But that attention hasn’t always worked out well for Breitbart, said Will Sommer, campaign editor at The Hill and author of the Right Richter newsletter that covers right-wing media.
The Facebook livestream with Spicer was “astonishingly badly produced, like a weird horror movie," Sommer said. "They got a big break and blew it. And [Washington Editor] Matt Boyle had this giant Oval Office opportunity to interview Trump, and his questions were like, ‘Mr. Trump, why is the media so bad?’”
“They’re trying to use this moment to mainstream themselves and professionalize their operation, and they want the signifiers of legitimacy," he added. Whether they’re going to get the legitimacy is something else. That only comes with exposing your financial arrangements.”
Phone calls, voicemail messages and repeated emails to Breitbart’s CEO and general counsel Larry Solov, its Washington editor Matt Boyle and its spokesman Chad Wilkinson were not returned Tuesday.
In a statement provided to other media, Wilkinson said Breitbart is “unequivocally entitled to permanent Senate Press Gallery credentials and is determined to secure them,” without elaborating on how the site plans to do that.
Senate Press Gallery committee members say Breitbart is wrong to presume it is “entitled” to a credential simply because it’s a news organization, and wrong if they assume they were denied for ideological reasons. The issue, the correspondents say, is an irregular operation, a lack of transparency and the failure to prove editorial independence from funders and political activists, despite stating that a prominent donor has no editorial involvement.
The standing committee of correspondents has been policing the independence of members and issuing credentials for more than 130 years, according to its website. Senate Press Gallery Director Laura Lytle points to article 4 of its rules: applicants must not be engaged in lobbying or paid advocacy, nor have any claim before Congress or the federal government. The rules further state: “publications must be editorially independent of any institution, foundation or interest group that lobbies the federal government, or that is not principally a general news organization.”
This is where things get dicey for Breitbart, which is partially owned by Robert Mercer, a billionaire hedge fund manager and far-right donor, and his daughter Rebekah. The Mercers also fund the Government Accountability Institute, a nonprofit research institute co-founded by Bannon, which bought ads on Breitbart’s site and handsomely compensated three top officials who were simultaneously on the news site’s payroll: Bannon, Peter Schweizer and Wynton Hall, according to a Washington Post investigation. GAI’s political advocacy work has raised questions about its tax status as a public charity.

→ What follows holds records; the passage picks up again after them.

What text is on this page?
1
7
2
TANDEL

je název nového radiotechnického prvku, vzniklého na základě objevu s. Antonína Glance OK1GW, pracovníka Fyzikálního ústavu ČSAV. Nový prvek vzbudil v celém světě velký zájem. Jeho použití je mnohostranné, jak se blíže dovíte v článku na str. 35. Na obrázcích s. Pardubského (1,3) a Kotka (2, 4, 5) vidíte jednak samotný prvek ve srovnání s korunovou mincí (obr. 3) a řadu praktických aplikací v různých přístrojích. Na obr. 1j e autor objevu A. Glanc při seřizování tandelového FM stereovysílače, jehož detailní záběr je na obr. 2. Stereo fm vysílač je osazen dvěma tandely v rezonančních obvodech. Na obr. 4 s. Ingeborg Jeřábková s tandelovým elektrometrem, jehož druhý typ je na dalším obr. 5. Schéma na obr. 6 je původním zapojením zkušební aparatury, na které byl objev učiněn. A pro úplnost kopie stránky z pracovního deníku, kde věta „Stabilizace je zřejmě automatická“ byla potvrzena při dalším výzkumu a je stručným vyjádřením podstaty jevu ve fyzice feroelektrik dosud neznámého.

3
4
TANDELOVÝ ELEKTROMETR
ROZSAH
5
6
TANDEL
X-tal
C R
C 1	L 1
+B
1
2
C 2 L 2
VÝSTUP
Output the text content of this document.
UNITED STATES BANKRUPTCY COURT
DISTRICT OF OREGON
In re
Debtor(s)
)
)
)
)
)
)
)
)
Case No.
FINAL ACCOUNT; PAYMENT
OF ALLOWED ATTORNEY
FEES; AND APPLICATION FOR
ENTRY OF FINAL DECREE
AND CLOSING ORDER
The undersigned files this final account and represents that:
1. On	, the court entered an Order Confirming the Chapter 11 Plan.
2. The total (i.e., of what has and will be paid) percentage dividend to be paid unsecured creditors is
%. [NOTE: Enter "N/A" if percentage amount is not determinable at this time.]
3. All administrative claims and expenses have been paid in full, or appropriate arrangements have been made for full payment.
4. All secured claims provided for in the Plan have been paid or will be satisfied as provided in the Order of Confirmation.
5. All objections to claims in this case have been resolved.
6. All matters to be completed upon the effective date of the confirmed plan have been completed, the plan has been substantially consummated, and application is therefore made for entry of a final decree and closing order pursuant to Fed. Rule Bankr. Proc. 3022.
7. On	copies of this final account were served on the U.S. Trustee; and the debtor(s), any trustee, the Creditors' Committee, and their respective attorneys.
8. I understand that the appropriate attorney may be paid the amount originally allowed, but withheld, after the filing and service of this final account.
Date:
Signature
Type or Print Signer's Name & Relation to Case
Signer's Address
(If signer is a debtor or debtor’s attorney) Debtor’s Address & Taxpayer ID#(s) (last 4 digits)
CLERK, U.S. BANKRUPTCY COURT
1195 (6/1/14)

Breitbart provided conflicting dates of employment for Bannon, who stepped down from Breitbart before becoming Trump’s chief strategist, and for Hall, who worked for GAI and Breitbart at the same time, according to the correspondents’ committee. Breitbart’s Solov wrote that Hall resigned as managing editor, but media reporter Darcy says his sources say Hall is still “very involved,” signing onto Breitbart’s Slack channel and assigning stories.
The standing committee insists this is not about the establishment locking arms against Breitbart over its far-right views. Other conservative digital upstarts have been approved for credentials, including The Daily Caller, co-founded by Fox News host Tucker Carlson. And liberal and left-wing outlets tied to advocacy groups, including Media Matters, a media watchdog that belongs to a progressive research group, and ThinkProgress, a site that belongs to the liberal Center for American Progress, have failed to get credentials, according to committee records.
Even SCOTUSblog, a nonpartisan site dedicated to the Supreme Court that has won many journalism awards, wasn’t granted credentials because it’s run by lawyers, not by a news organization, standing committee chairman Billy House, a correspondent for Bloomberg (and former colleague of mine), told me.
White House Correspondents’ Association president and Reuters correspondent Jeff Mason refused to confirm whether any Breitbart reporters are members. WHCA currently requires journalists to obtain a congressional credential to join, but some members who got a congressional pass and WHCA membership while working for another outlet may have maintained membership after moving to Breitbart.
Questions were raised last month when a writer for the Daily Signal, a news and commentary site for the Heritage Foundation, a conservative think tank that has a sister political action committee, filed a White House pool report. Mason said it was supplemental pool duty covering the Vice President, not the President’s regular pool rotation that’s for members only, but criteria for all pools is now being reviewed, along with membership bylaws.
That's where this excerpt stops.